Issue (i): Whether royalty and licence fees paid for import of beta and digibeta tapes containing films were includible in the assessable value of the tapes.
Analysis: The payment was made under agreements that conferred a bundle of rights, including cinematic, television, video and ancillary rights, and the amounts were payable before delivery of the goods. The royalty and licence fee were therefore not confined to a bare right of reproduction after importation. Where such payment is a condition precedent to supply of the imported goods and forms part of the contractual consideration, it falls within the transaction value under the valuation rules.
Conclusion: The royalty and licence fees were includible in the assessable value of the imported tapes.
Issue (ii): Whether the demand of customs duty was barred by limitation for want of suppression of facts.

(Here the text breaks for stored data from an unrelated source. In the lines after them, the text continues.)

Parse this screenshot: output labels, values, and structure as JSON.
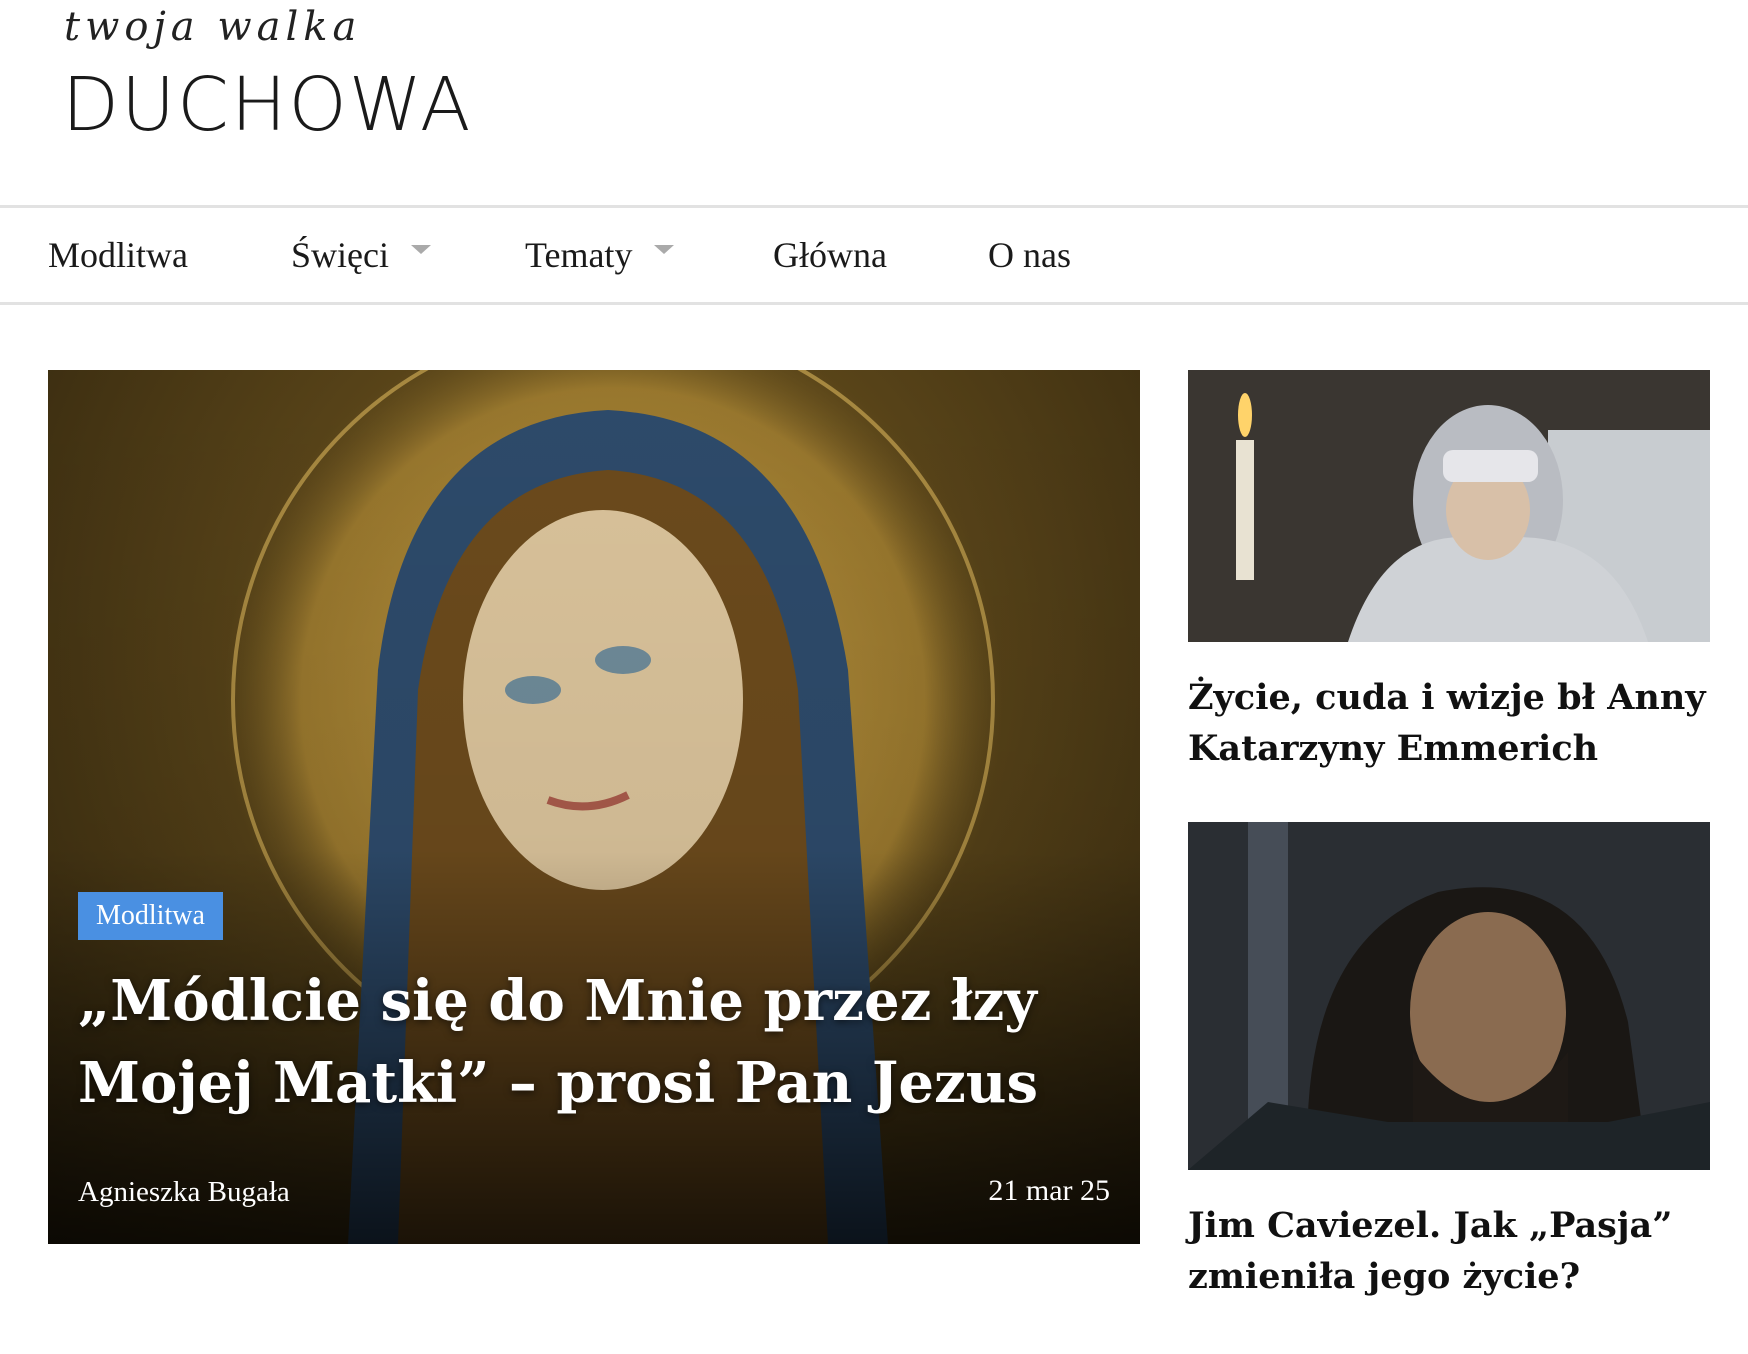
{
  "logo": {
    "script": "twoja walka",
    "main": "DUCHOWA"
  },
  "nav": {
    "items": [
      {
        "label": "Modlitwa",
        "dropdown": false
      },
      {
        "label": "Święci",
        "dropdown": true
      },
      {
        "label": "Tematy",
        "dropdown": true
      },
      {
        "label": "Główna",
        "dropdown": false
      },
      {
        "label": "O nas",
        "dropdown": false
      }
    ]
  },
  "featured": {
    "category": "Modlitwa",
    "title": "„Módlcie się do Mnie przez łzy Mojej Matki” – prosi Pan Jezus",
    "author": "Agnieszka Bugała",
    "date": "21 mar 25",
    "badge_color": "#4a90e2"
  },
  "side_articles": [
    {
      "title": "Życie, cuda i wizje bł Anny Katarzyny Emmerich"
    },
    {
      "title": "Jim Caviezel. Jak „Pasja” zmieniła jego życie?"
    }
  ]
}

Analysis: The importer had declared only the media cost and did not disclose the additional amounts paid under the agreements. However, the relevant period witnessed conflicting tribunal decisions on the treatment of such royalties and licence fees, and the later Supreme Court ruling settled the issue only subsequently. In these circumstances, the majority held that the allegation of deliberate suppression with intent to evade duty was not made out and the extended period could not be sustained.
Conclusion: The demand was barred by limitation and the extended period was not invokable.
Final Conclusion: The valuation question was answered against the importer, but the appeal succeeded because the demand, interest and consequential penal action were held to be time barred.
Ratio Decidendi: Royalty or licence fee paid as a condition precedent to the supply of imported goods is includible in their assessable value, but the extended period of limitation cannot be invoked absent sustainable suppression of facts with intent to evade duty.